MZDは軽くLの肩を叩くと、3人を家の中へ導いた。
「さて・・・と。ジャックとシエルはどうする?」
「いえ、大丈夫です。ここに居て、話を聞いてほしい。」
MZDの家は、近代的な洋風の屋敷だった。
ところどころ物が浮いていたり、空間がぐにゃぐにゃと曲がっていたりする以外は、普通の家である。

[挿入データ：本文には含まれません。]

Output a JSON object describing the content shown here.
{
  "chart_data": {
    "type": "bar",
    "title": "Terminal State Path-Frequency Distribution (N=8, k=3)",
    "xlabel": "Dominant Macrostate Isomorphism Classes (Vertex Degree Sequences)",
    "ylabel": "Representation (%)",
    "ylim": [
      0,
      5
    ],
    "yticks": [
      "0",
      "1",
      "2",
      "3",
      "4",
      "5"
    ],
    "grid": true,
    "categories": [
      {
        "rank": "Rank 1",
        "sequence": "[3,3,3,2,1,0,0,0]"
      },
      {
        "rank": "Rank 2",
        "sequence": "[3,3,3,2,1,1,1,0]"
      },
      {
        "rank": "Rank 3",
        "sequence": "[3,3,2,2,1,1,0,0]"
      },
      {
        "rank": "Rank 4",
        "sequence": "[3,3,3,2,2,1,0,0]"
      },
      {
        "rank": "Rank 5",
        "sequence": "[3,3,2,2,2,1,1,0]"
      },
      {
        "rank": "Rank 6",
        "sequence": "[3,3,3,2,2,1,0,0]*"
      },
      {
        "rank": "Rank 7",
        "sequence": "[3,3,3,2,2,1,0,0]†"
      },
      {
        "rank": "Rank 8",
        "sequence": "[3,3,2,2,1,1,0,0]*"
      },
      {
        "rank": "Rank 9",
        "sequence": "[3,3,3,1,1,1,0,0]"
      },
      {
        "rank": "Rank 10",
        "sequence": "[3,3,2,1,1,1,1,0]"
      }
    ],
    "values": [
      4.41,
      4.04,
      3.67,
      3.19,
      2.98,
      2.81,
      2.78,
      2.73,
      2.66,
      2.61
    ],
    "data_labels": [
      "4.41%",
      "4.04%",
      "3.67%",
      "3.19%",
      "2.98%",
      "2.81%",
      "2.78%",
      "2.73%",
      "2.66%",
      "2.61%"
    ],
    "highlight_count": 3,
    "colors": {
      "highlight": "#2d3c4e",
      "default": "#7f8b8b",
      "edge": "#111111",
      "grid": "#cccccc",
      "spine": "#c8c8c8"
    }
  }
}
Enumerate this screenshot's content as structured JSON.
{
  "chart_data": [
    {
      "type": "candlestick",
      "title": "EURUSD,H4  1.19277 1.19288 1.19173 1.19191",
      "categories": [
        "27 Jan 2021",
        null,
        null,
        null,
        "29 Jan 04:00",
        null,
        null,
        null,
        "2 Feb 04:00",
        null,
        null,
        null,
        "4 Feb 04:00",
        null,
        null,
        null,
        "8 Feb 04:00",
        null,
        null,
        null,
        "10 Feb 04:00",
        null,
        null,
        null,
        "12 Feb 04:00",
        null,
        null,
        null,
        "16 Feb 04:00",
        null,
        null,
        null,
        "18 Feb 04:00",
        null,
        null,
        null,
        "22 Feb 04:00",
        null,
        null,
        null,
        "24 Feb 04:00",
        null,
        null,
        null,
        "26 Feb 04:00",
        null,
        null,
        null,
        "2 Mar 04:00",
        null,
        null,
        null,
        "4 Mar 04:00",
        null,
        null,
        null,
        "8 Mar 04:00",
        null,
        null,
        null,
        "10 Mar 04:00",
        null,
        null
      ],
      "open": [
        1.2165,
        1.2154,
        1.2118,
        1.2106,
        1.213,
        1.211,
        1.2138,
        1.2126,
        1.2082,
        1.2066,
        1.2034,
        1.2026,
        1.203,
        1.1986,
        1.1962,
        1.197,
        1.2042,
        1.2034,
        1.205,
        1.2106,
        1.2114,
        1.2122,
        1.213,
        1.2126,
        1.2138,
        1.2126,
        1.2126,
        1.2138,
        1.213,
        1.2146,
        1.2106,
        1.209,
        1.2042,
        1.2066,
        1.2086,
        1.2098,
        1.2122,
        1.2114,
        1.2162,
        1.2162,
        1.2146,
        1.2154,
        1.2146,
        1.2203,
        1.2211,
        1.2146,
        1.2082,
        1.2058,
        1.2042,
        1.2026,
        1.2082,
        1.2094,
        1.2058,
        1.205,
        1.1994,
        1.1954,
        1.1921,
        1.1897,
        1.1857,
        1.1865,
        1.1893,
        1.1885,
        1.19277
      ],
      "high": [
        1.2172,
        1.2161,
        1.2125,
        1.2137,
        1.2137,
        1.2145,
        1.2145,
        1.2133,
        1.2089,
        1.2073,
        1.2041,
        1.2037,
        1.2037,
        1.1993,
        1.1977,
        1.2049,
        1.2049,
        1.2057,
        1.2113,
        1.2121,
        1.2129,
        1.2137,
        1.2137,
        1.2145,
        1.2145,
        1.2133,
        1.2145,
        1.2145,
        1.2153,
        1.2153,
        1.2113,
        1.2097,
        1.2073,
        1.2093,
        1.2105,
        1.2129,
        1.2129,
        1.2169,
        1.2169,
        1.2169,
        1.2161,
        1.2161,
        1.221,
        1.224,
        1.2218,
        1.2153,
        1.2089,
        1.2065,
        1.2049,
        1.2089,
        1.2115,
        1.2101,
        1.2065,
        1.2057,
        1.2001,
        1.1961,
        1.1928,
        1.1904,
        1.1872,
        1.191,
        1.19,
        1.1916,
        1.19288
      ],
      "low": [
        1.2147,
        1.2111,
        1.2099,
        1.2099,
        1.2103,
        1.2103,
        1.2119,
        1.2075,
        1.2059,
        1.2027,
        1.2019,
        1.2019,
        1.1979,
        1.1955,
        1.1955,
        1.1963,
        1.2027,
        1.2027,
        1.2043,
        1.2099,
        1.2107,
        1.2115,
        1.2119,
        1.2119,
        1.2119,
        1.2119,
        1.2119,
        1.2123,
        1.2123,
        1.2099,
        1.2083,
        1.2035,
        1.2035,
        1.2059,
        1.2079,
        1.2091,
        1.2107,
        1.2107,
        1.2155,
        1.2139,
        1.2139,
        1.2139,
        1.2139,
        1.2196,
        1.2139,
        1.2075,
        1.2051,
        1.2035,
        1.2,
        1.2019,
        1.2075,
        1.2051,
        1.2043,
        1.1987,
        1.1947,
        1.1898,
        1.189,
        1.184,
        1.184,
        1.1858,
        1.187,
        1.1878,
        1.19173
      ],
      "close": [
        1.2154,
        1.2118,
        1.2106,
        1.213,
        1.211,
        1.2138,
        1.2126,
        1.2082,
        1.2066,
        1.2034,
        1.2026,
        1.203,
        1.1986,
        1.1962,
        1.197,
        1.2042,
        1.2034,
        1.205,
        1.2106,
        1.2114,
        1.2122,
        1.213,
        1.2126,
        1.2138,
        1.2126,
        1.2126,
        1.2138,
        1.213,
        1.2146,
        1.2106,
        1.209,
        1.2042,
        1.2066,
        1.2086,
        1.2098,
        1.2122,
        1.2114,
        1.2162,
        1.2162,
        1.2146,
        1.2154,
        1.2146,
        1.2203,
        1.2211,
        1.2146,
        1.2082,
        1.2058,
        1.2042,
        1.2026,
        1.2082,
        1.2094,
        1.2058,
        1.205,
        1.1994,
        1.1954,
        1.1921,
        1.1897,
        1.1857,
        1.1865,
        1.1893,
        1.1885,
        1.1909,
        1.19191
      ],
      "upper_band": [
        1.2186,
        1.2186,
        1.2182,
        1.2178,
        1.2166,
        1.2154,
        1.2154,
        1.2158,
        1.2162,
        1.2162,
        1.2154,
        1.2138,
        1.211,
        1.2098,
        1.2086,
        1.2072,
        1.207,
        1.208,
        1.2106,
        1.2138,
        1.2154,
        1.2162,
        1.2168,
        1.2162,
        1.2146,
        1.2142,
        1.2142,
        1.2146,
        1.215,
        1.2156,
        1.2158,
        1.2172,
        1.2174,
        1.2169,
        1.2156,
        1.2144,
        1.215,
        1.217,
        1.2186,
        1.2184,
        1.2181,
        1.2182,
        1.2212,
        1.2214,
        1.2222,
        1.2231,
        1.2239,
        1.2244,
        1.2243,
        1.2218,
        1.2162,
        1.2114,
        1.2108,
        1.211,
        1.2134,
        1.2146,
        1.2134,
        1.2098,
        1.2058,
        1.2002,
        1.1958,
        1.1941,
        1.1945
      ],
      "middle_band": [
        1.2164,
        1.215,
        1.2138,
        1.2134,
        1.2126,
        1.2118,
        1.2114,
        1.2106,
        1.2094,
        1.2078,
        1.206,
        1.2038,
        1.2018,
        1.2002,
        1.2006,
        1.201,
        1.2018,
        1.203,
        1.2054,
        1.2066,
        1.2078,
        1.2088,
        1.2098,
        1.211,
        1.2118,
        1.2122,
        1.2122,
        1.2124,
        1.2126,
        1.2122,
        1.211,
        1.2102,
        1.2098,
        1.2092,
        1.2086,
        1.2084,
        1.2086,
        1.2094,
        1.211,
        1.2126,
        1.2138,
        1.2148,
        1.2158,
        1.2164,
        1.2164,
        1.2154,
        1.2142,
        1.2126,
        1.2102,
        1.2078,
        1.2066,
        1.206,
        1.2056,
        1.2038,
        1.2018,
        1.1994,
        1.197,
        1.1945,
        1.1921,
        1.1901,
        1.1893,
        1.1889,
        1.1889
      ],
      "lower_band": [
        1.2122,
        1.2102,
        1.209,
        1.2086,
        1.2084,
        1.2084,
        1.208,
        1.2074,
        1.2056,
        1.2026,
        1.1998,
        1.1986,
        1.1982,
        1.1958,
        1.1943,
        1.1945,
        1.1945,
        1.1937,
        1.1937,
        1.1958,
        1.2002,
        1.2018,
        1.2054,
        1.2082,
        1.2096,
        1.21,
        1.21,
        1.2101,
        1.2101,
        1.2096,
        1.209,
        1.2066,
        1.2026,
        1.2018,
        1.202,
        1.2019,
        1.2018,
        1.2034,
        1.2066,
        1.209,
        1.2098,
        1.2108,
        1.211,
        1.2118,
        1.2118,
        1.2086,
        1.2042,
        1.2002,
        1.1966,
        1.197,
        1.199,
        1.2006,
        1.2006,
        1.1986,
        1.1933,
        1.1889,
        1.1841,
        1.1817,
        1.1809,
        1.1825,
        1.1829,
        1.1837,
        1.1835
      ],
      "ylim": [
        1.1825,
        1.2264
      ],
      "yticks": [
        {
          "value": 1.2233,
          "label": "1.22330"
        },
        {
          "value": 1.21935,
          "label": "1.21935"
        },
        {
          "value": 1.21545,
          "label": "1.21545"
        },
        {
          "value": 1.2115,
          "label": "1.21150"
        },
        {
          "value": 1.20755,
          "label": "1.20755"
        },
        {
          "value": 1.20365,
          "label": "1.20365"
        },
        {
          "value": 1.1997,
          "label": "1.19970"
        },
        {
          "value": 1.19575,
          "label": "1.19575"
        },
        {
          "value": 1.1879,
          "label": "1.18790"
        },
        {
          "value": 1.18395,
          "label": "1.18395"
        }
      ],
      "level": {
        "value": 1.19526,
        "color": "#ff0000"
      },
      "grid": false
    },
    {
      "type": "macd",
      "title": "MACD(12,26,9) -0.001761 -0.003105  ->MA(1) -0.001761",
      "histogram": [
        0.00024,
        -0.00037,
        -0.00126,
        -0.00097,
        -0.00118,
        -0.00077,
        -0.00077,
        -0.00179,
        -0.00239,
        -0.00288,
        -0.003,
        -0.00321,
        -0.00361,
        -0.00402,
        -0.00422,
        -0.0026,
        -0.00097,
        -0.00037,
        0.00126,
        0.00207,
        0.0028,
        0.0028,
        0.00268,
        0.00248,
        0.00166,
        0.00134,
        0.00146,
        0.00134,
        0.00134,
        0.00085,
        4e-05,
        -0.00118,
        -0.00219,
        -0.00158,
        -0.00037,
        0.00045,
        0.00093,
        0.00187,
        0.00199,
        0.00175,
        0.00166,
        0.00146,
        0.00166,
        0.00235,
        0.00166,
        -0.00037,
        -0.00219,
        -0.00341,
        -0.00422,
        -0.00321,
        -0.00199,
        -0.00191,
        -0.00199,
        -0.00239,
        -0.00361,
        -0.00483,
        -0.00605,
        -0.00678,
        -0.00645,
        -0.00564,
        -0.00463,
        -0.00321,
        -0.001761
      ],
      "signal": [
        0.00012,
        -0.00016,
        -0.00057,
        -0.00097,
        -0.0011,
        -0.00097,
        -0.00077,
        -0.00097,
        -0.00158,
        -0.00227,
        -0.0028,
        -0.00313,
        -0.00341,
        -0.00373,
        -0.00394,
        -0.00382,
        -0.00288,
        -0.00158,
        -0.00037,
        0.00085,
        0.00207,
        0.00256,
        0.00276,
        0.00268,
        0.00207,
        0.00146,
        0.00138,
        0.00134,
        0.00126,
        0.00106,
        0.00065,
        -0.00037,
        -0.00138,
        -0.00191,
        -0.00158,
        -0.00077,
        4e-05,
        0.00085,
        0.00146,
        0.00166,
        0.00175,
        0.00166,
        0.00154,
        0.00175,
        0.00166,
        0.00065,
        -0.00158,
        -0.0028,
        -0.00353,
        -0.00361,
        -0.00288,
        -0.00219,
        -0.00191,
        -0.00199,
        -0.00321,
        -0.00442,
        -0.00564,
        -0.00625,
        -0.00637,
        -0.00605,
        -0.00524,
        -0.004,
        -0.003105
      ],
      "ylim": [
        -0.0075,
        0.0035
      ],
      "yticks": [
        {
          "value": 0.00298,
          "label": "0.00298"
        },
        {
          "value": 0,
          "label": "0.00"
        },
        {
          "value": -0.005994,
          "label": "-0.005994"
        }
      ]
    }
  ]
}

客間に通された3人は、それぞれ気に入った椅子に座り、落ち着いた。
「私は・・・いえ、私の世界では、驚異的な犯罪が起こっているのです。」
犯罪、という単語に、部屋の空気が変わる。
Lは右手の親指を口元に持って行き、自分の唇をなでる。
「犯罪者は『キラ』と呼ばれ、すでに200名近い犠牲者が出ています。」
MZDとジャック、シエルは、黙ったままLの次の言葉を待つ。
Lは、親指をくわえたまま、淡々と今の状況を語った。
キラは、犯罪者を狙って犯行を犯していること。
しかし、自分のジャマをする者は、警察でも躊躇なく消すこと。
顔と名前が分かれば殺害することができること、
死亡する時間と、死亡する前の行動をある程度操ることができること。
「いくつもの事件を手がけてきましたが、こんなケースは初めてです。
普通では考えられないことが、実際に起きて人が亡くなっている・・・
この世界で、なにかこの事件に関係するか・・・またはヒントになるような物事はありませんか?」
部屋にいる人間の視線は、MZDに集まった。
「・・・いや。」
しばらく考えたのち、MZDは口を開いた。
「俺の知っている限りでは、そんな方法で人を殺す能力をもっているヤツも、
またそんな事件が起こったコトもないな。」
「・・・そうですか。」
「もっと他に、そのキラってやつ自身を表すようなキーワードってないのか?」
MZDの問いに、Lは思考をめぐらせた。
ふと、被害者が残した奇妙な遺書が頭に浮かぶ。
「‘えるしっているか’。」
「・・・・・・?」
「‘死神は りんごしかたべない’」
「・・・なんだそりゃ」
棒読みでつぶやかれた文章に、MZDは首をかしげた。
「私の目を警察とFBIからそらすために、キラが示したメッセージです。」
「・・・死神なんているのか?」
「っていうか、MZDが死神なんじゃねーの?」
ジャックとシエルも、不思議そうに顔を見合わせる。
Lは依然としてMZDを見つめたままだ。
「まー俺が死神かどうかは置いといてだな・・・」
「この世界に、死神は存在するのですか?」
「んー。存在するかもしれんが、俺はまだ会ったことねえなぁ・・・。」
「・・・そうですか。」
ぷかぷか浮いている皿に乗ったクッキーをつまみながら、Lは小さくため息をついた。
MZDはアゴに手を当て、何か考えている。
「・・・あそこなら、俺が知らないことも分かるかも知れねーな。」
ぼそり、とつぶやかれた言葉に、Lの視線がクッキーからMZDに移る。
「どこですか?」
「今お前が住んでる所だ。でっかい図書館があるだろ。」
「え、ユーリ城に図書館なんてあるのか!?」
MZDの言葉に、クッキーを頬張ったままモゴモゴとしゃべるシエル。
ゴクン、と口の中の物を飲み込み、隣にいるジャックの方を見る。
「ジャック、お前知ってたか?」
「いや、知らない。」
「帰ったら、ユーリさんに聞いてみましょう。」
Lの言葉に、ジャックとシエルは頷いた。
「ところでL、おめー音楽は好きか?」
ぱん、と手を叩き、MZDは話題を変えた。
Lは少し考え、言葉を紡ぐ。
「・・・あまり縁がないものですね。」
「ここは音楽が中心、と言っても間違いじゃねーんだ。ま、俺の趣味でもあるけどな。」
「それがなにか?」
「っかー!顔に似合って食いつき悪ィなぁ!!
ここに居る間はここの住人なんだから、自分の仕事のことばっかじゃなくて、ちったぁ楽しめよ!って話だ。」
椅子の上に立ち上がり、ビシッ!と自分を指すMZDの言葉に、
Lは口元に持っていった親指を、少し強く噛んだ。
「楽しむ、ですか。」
「イエス。ザッツライト。」
「・・・考えておきます。」
言いながら、椅子の上に乗せていた足を下ろし、床に立つ。
「お邪魔しました。・・・帰りますよ。」
いまだモグモグとクッキーを頬張っている2人に声をかけ、歩き出す。
ジャックとシエルはあわててその後を追った。
「なんか・・・カルガモの親子みたいだな。」
あまり姿勢の良くない背中を、てくてくとついていく子供2人。
部屋を出て行く3人を見送りながら、MZDはつぶやいた。